Really, they don’t know… they don’t seem to get it that my pain is caused by nerves and not by anything like muscle spasms. It is getting very very frustrating.

Anyway. So my Dr appt was dissapointing, my foot is hurting again and I binged.

Wow.

Not too great of a Friday, huh?

Well I did get a haircut and now my son and I are just hanging out watching movies. He’s in kind of a bad mood. I made him dinner but he didn’t want to eat. He just wants to lay here with me and watch movies and drink water and juice.

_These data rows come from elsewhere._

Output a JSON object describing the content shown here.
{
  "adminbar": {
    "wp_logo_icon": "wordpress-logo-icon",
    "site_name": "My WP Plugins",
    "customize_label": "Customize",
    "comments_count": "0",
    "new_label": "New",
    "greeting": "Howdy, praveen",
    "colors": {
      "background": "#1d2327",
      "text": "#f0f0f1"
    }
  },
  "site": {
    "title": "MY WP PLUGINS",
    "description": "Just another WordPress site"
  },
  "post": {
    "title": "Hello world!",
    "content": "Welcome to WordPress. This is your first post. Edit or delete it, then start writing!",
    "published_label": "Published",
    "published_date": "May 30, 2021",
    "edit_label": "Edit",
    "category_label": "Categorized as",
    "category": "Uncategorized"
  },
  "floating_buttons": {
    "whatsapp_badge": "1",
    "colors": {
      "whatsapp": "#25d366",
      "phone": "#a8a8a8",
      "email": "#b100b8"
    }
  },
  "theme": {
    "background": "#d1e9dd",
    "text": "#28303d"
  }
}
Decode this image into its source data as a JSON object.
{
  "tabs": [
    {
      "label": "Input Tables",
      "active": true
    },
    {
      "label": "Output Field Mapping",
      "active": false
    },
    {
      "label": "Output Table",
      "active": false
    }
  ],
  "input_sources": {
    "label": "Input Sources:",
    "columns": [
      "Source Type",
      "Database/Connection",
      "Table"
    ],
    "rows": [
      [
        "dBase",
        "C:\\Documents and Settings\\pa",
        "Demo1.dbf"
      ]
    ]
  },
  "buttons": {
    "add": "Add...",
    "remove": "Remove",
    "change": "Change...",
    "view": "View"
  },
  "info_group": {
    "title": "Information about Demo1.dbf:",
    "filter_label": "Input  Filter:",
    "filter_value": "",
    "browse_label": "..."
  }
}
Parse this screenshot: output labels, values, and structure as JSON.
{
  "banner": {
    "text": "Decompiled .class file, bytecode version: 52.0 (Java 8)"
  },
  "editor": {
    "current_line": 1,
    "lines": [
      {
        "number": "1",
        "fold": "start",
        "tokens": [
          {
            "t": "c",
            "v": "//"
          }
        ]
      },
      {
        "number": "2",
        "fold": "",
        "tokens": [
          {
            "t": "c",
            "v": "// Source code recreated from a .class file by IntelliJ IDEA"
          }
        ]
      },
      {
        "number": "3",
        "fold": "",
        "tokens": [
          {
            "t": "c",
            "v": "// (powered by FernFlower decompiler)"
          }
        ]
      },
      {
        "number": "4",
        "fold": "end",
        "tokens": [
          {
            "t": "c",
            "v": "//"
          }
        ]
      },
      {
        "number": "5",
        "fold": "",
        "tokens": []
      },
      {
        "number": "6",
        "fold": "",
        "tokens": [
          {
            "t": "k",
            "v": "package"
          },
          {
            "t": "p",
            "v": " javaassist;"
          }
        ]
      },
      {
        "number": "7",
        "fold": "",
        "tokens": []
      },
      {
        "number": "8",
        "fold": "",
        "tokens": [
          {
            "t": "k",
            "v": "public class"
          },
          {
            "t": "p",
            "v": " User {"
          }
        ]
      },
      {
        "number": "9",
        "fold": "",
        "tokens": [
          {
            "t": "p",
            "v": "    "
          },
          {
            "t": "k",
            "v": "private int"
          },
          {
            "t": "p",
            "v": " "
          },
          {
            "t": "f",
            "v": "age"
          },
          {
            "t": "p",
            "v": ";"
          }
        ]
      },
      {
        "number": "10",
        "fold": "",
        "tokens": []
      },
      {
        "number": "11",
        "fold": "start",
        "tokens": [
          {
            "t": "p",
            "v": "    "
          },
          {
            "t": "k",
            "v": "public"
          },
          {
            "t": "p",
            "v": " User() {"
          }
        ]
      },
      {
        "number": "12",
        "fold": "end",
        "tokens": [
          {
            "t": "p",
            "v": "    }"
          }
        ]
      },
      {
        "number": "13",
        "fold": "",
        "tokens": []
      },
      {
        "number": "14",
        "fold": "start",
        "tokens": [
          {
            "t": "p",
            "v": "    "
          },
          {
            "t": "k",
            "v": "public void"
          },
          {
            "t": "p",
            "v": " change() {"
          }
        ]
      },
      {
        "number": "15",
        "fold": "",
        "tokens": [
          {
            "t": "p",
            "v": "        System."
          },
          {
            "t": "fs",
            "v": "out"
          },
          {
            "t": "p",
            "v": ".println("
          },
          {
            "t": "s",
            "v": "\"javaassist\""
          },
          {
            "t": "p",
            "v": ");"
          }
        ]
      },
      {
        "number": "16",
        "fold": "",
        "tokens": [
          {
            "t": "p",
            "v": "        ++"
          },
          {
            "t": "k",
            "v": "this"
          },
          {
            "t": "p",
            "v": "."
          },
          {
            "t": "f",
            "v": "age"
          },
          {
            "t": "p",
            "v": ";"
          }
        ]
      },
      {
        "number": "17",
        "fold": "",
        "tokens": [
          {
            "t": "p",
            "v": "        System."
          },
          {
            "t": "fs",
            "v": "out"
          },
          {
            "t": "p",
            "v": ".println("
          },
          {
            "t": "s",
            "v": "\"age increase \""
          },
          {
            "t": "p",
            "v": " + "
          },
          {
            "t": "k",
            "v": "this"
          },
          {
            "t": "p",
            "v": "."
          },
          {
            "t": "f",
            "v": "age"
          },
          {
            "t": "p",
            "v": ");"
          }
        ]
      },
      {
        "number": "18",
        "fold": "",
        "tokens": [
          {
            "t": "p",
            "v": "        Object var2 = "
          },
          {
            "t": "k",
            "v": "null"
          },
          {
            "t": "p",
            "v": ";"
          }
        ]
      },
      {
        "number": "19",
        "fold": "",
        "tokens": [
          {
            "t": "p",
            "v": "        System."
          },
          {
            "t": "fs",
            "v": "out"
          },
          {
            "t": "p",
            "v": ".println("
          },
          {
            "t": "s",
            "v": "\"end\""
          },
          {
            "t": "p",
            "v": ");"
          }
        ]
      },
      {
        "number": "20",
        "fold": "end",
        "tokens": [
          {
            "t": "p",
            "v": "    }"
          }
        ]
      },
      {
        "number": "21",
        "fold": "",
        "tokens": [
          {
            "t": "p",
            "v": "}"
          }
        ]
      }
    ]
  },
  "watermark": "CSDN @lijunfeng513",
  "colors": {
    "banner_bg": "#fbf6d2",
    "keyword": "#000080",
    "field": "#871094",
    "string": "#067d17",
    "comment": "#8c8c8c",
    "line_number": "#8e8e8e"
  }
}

Which is funny… because of my binge earlier I’m not hungry so all I’ve been drinking is water and Crystal Light. I’m probably not going to eat again until breakfast in the morning.

And even though it was an all-out binge, I suspect I may lose weight this week anyway, because at the Doc’s office in their scale it said 162 and that was in the middle of the day with shoes and clothes. Remember I was 161 last week and I was trying to be 158 by tomorrow AM.

I’m not that upset about “falling off” again. I just pick myself up and move on. After the Boy goes to bed, I may try to get in 4 miles for the walking challenge and then I’ll get to bed myself.

Thanks to everyone who congratulated us on the house. My wife ran a few errands for that today like getting Utlities turned on and I think she took a few boxes over there. I have to admit I’m a little frustrated with her this evening because she is downtown volunteering for the Humane Society even when this house needs some general upkeep like laundry and dishes done and she knows how tired and sleep-deprived I get when I am on Graveyard Shift and she knew I would have to get up at 2pm today and yet she still left me with The Boy to watch and the house to clean this evening.

But you know what? She doesn’t do that too often, and to be fair I did tell her I was Okay with her going. I guess I’m just kind of surprised she wanted to do that at all, considering everything else going on.

Well. My son is cranky. He will need a bath. I need to do laundry, clean the kitchen and walk four miles before bedtime. And I will probably write again tomorrow morning.